Malgré le passage des ans, la passion de Ian Anderson n’a pas vieilli d’un iota.

Jethro Tull: nostalgiques retrouvailles

CRITIQUE / Soirée de retrouvailles magique pour Jethro Tull et ses indéfectibles fans de la capitale, jeudi soir, au parc de la Francophonie. Dans une forme splendide, du haut de ses 71 ans, Ian Anderson a revisité en compagnie de ses cinq musiciens, sous le signe d’une joyeuse nostalgie, un répertoire qui a traversé cinq décennies.

D’entrée de jeu, sur l’air de Beggar’s Farm, des vidéos en noir et blanc, projetées dans un immense téléviseur vintage, mélange d’images d’actualité d’époque et de l’évolution du groupe au fil des ans, rappelait que Anderson avait vu neiger. Malgré le passage des ans, sa passion n’a pas vieilli d’un iota.

Anderson a montré qu’il n’avait rien perdu non plus de son charisme. Plus d’une fois, sa célèbre flûte, indissociable du personnage de ménestrel du rock progressif, a ensorcelé la foule. Pendant l’indémodable Bourée, accompagné à la guitare par Florian Ophale, le chanteur a fait craquer les milliers de baby-boomers, cordés serrés, qui remplissaient l’endroit au bouchon.

Sur Too Old to Rock and Roll, Too Young to Die, un vent de nostalgie a soufflé, avec une vidéo montrant le musicien dans ses folles années, avec une chevelure abondante qui tranche avec son crâne dégarni d’aujourd’hui. Vraiment pas trop vieux pour le rock’n roll, le monsieur. Et d’après ce qu’on a en vu, trop jeune aussi pour mourir.

À mi-parcours, après un petit mot de Claude Nobs, fondateur du Festival de jazz de Montreux, le succès Thick as a Brick a littéralement fait battre des mains. Flûte aux mains, parfois sur une jambe, Anderson s’en est donné à cœur joie.

Tout au long de la soirée se sont succédé de courts témoignages de quelques ex-membres du groupe, dont Mick Abrahams et John Evans. Des invités-surprises, comme Toni Iommi, de Black Sabbath, chaleureusement applaudi, sont également apparus pour saluer les 50 ans d’existence de la formation.

A Song for Jeffrey, Dharma For One, Cross Eyed Mary, A New Day Yesterday, Heavy Horses, la troupe a livré avec brio quelques-uns des morceaux du vaste répertoire de Jethro Tull. Avec, comme point d’orgue, le succès des succès, Aqualung, et ses premiers accords, reconnaissables entre mille, reçu sous un tonnerre d’applaudissements. Les écrans de iPhone ont illuminé le parc dans le temps de le dire pour immortaliser ce moment d’anthologie.

Malgré la générosité d’Anderson et de ses quatre musiciens (Ophale, Scott Hammond, John O’Hara et David Goodier), les festivaliers ne les ont pas laissés partir sans un rappel, en l’occurrence décliné sous la puissance rythmique de Locomotive Breath, pas question de l’oublier celle-là non plus.

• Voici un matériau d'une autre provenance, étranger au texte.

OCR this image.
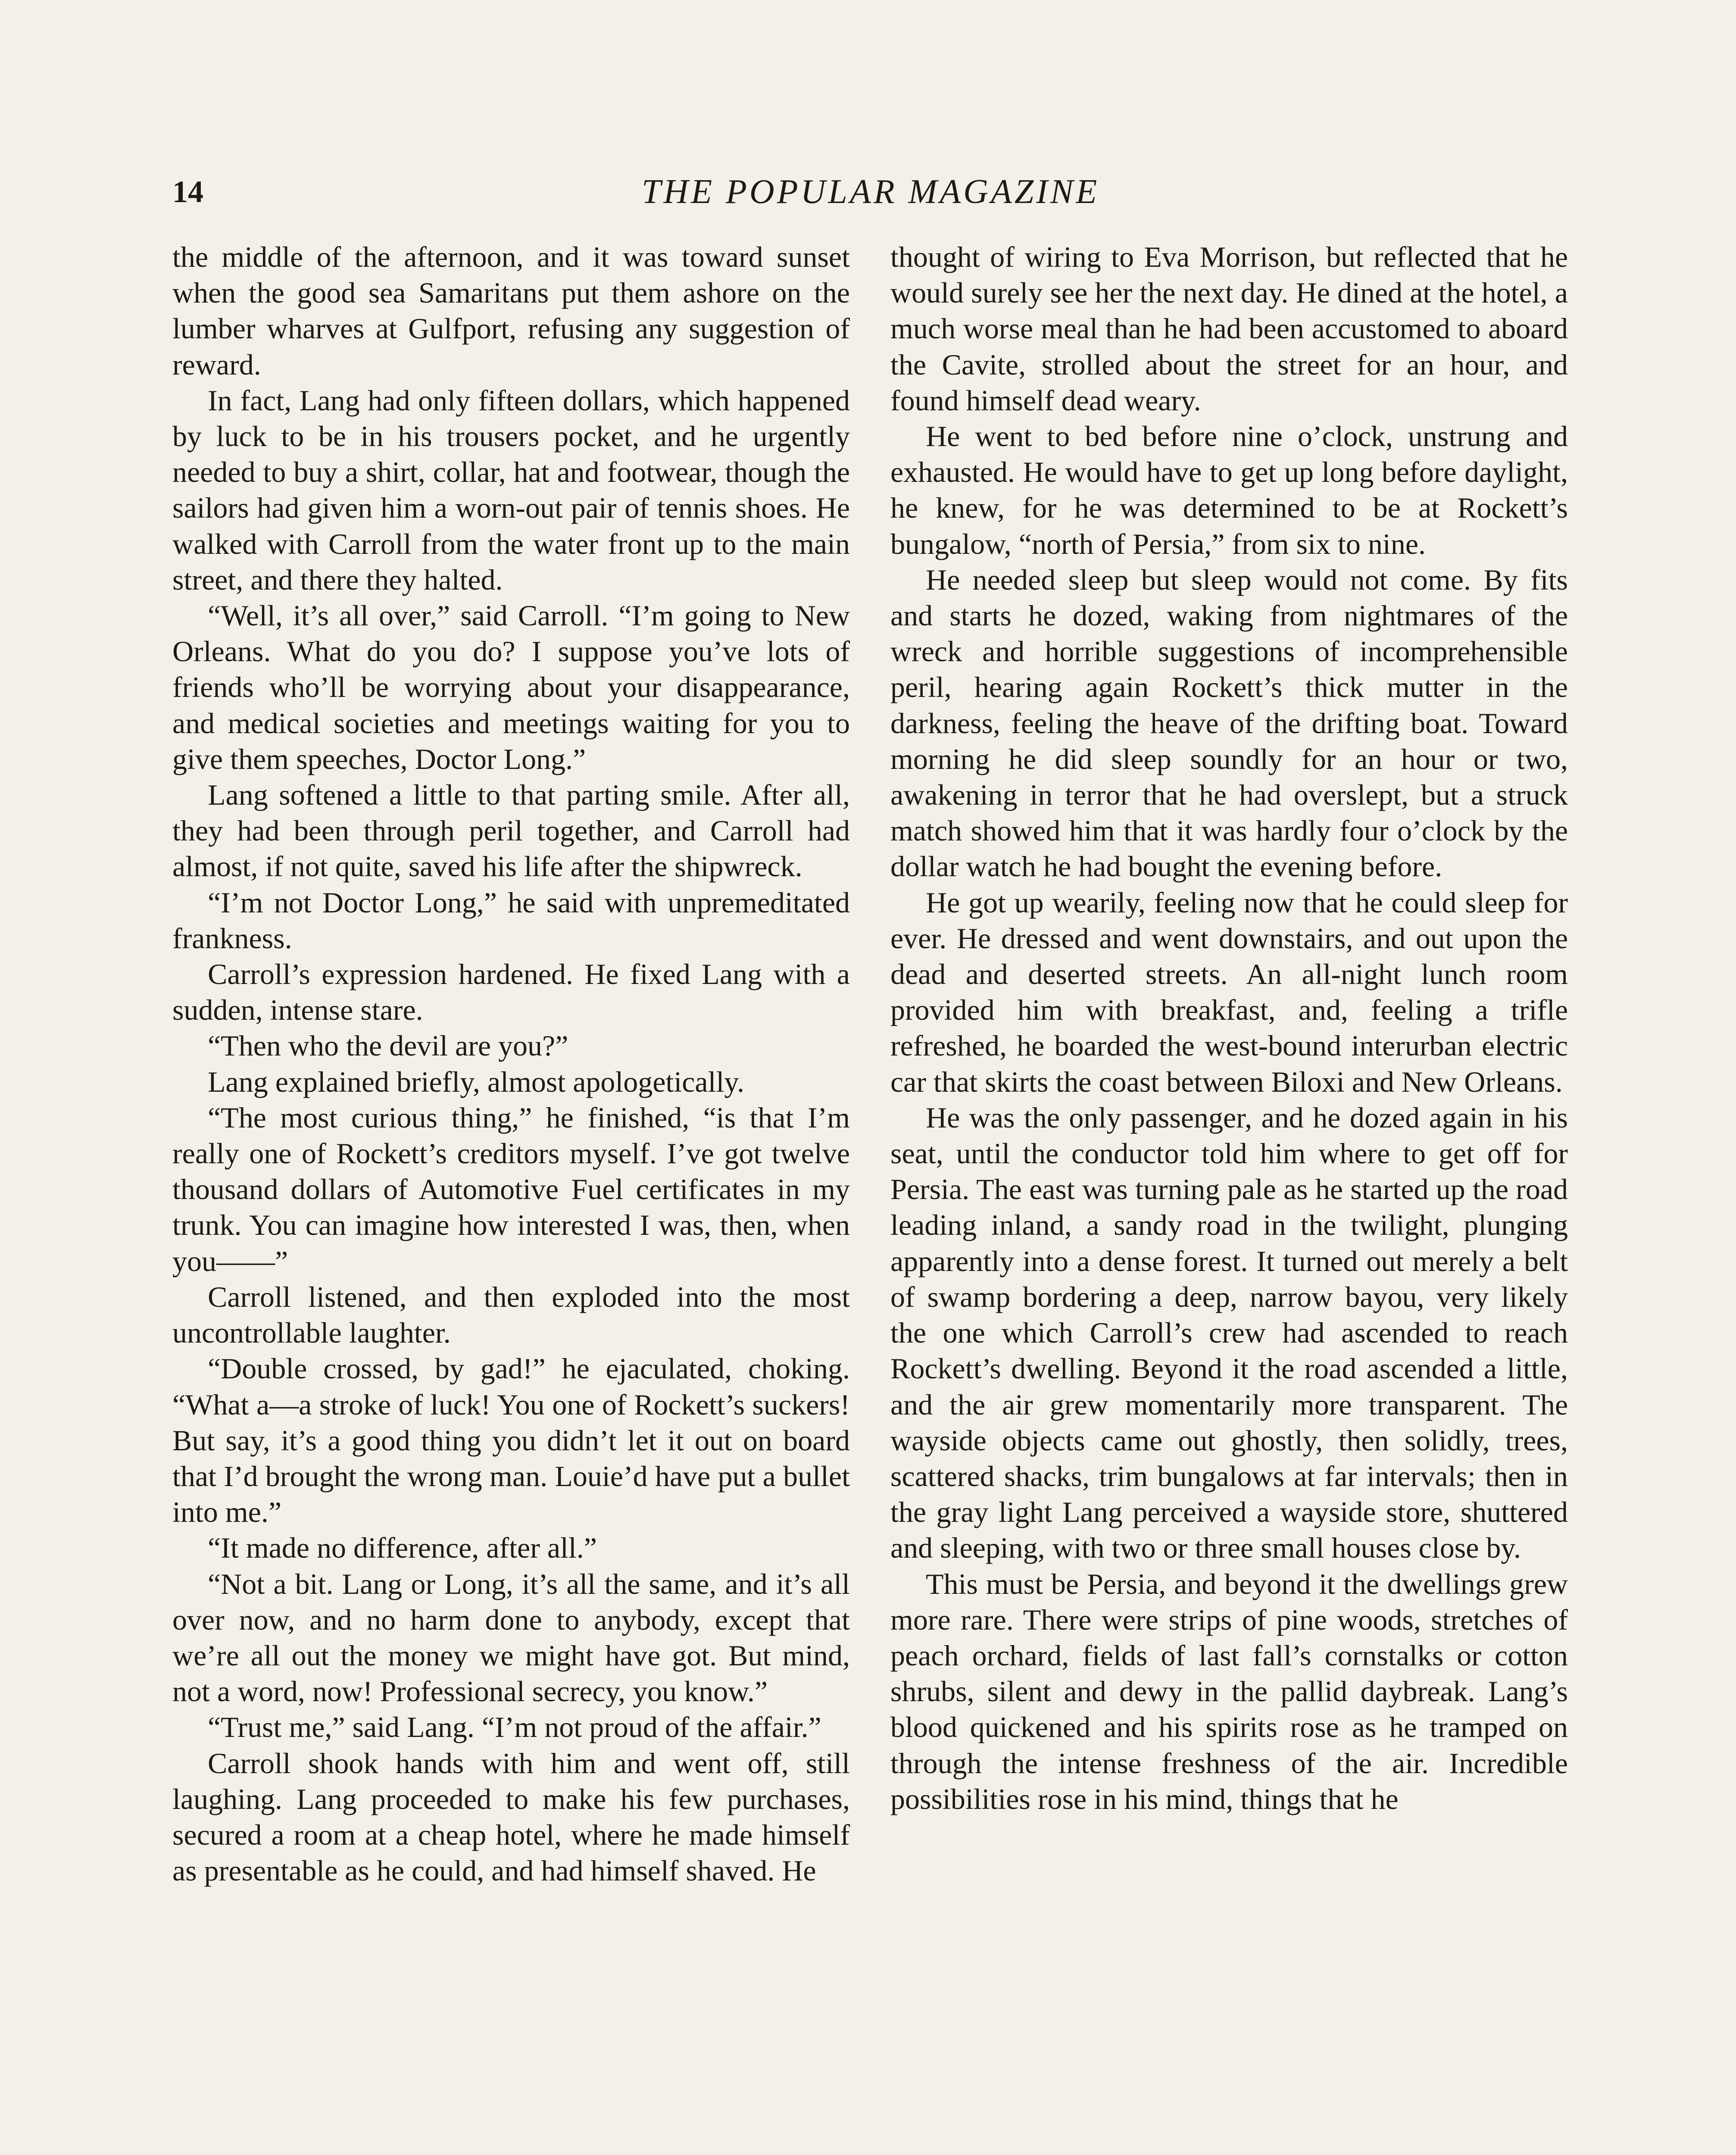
14	THE POPULAR MAGAZINE

the middle of the afternoon, and it was toward sunset when the good sea Samaritans put them ashore on the lumber wharves at Gulfport, refusing any suggestion of reward.

In fact, Lang had only fifteen dollars, which happened by luck to be in his trousers pocket, and he urgently needed to buy a shirt, collar, hat and footwear, though the sailors had given him a worn-out pair of tennis shoes. He walked with Carroll from the water front up to the main street, and there they halted.

“Well, it’s all over,” said Carroll. “I’m going to New Orleans. What do you do? I suppose you’ve lots of friends who’ll be worrying about your disappearance, and medical societies and meetings waiting for you to give them speeches, Doctor Long.”

Lang softened a little to that parting smile. After all, they had been through peril together, and Carroll had almost, if not quite, saved his life after the shipwreck.

“I’m not Doctor Long,” he said with unpremeditated frankness.

Carroll’s expression hardened. He fixed Lang with a sudden, intense stare.

“Then who the devil are you?”

Lang explained briefly, almost apologetically.

“The most curious thing,” he finished, “is that I’m really one of Rockett’s creditors myself. I’ve got twelve thousand dollars of Automotive Fuel certificates in my trunk. You can imagine how interested I was, then, when you——”

Carroll listened, and then exploded into the most uncontrollable laughter.

“Double crossed, by gad!” he ejaculated, choking. “What a—a stroke of luck! You one of Rockett’s suckers! But say, it’s a good thing you didn’t let it out on board that I’d brought the wrong man. Louie’d have put a bullet into me.”

“It made no difference, after all.”

“Not a bit. Lang or Long, it’s all the same, and it’s all over now, and no harm done to anybody, except that we’re all out the money we might have got. But mind, not a word, now! Professional secrecy, you know.”

“Trust me,” said Lang. “I’m not proud of the affair.”

Carroll shook hands with him and went off, still laughing. Lang proceeded to make his few purchases, secured a room at a cheap hotel, where he made himself as presentable as he could, and had himself shaved. He

thought of wiring to Eva Morrison, but reflected that he would surely see her the next day. He dined at the hotel, a much worse meal than he had been accustomed to aboard the Cavite, strolled about the street for an hour, and found himself dead weary.

He went to bed before nine o’clock, unstrung and exhausted. He would have to get up long before daylight, he knew, for he was determined to be at Rockett’s bungalow, “north of Persia,” from six to nine.

He needed sleep but sleep would not come. By fits and starts he dozed, waking from nightmares of the wreck and horrible suggestions of incomprehensible peril, hearing again Rockett’s thick mutter in the darkness, feeling the heave of the drifting boat. Toward morning he did sleep soundly for an hour or two, awakening in terror that he had overslept, but a struck match showed him that it was hardly four o’clock by the dollar watch he had bought the evening before.

He got up wearily, feeling now that he could sleep for ever. He dressed and went downstairs, and out upon the dead and deserted streets. An all-night lunch room provided him with breakfast, and, feeling a trifle refreshed, he boarded the west-bound interurban electric car that skirts the coast between Biloxi and New Orleans.

He was the only passenger, and he dozed again in his seat, until the conductor told him where to get off for Persia. The east was turning pale as he started up the road leading inland, a sandy road in the twilight, plunging apparently into a dense forest. It turned out merely a belt of swamp bordering a deep, narrow bayou, very likely the one which Carroll’s crew had ascended to reach Rockett’s dwelling. Beyond it the road ascended a little, and the air grew momentarily more transparent. The wayside objects came out ghostly, then solidly, trees, scattered shacks, trim bungalows at far intervals; then in the gray light Lang perceived a wayside store, shuttered and sleeping, with two or three small houses close by.

This must be Persia, and beyond it the dwellings grew more rare. There were strips of pine woods, stretches of peach orchard, fields of last fall’s cornstalks or cotton shrubs, silent and dewy in the pallid daybreak. Lang’s blood quickened and his spirits rose as he tramped on through the intense freshness of the air. Incredible possibilities rose in his mind, things that he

Sur la scène, Anderson et sa flûte n’avaient rien perdu de leur énergie. La foule en aurait pris encore et encore.

S’il y avait du monde heureux à Québec jeudi, en fin de soirée, ils étaient tous au pied du Complexe G et nulle part ailleurs.

C’était clair qu’on n’aurait pas droit, juste avant Jethro Tull, à du Carmen Campagne avec Yamantaka//Sonic Titan, de son nom au complet.

Yamantaka//Sonic Titan
En japonais, yamantaka signifie terminator de la mort. C’était clair qu’on n’aurait pas droit, juste avant, à du Carmen Campagne avec Yamantaka//Sonic Titan, de son nom au complet. Adepte de musique expérimentale et d’art de la performance, le band canadien, créé à Montréal en 2017 mais installé à Toronto depuis, donne dans un rock hybride qui déménage, avec une propension pour les accords répétitifs et lancinants. Les maquillages des six musiciens, croisement de ceux de Kiss et des comédiens du théâtre , a ajouté à l’aspect out of nowhere de l’expérience. Au final, quelques rares applaudissements. On sentait que le public avait pas mal hâte à Jethro Tull…

Altin Gün
En lever de rideau, le groupe néerlandais Altin Gün, à sa première visite à Québec, a été chargé de réchauffer l’assistance, dans la mesure où l’expression pouvait faire sens en cette soirée de canicule, avec ses entraînantes sonorités inspirées de reprises de rock psychédélique turc des années 1960 et 1970. Le temps d’une dizaine de chansons, dont plusieurs ont mis en valeur le saz (luth oriental), on se serait cru en train de fumer le narghilé dans un bar d’Istanbul. Une belle et puissante invitation au voyage.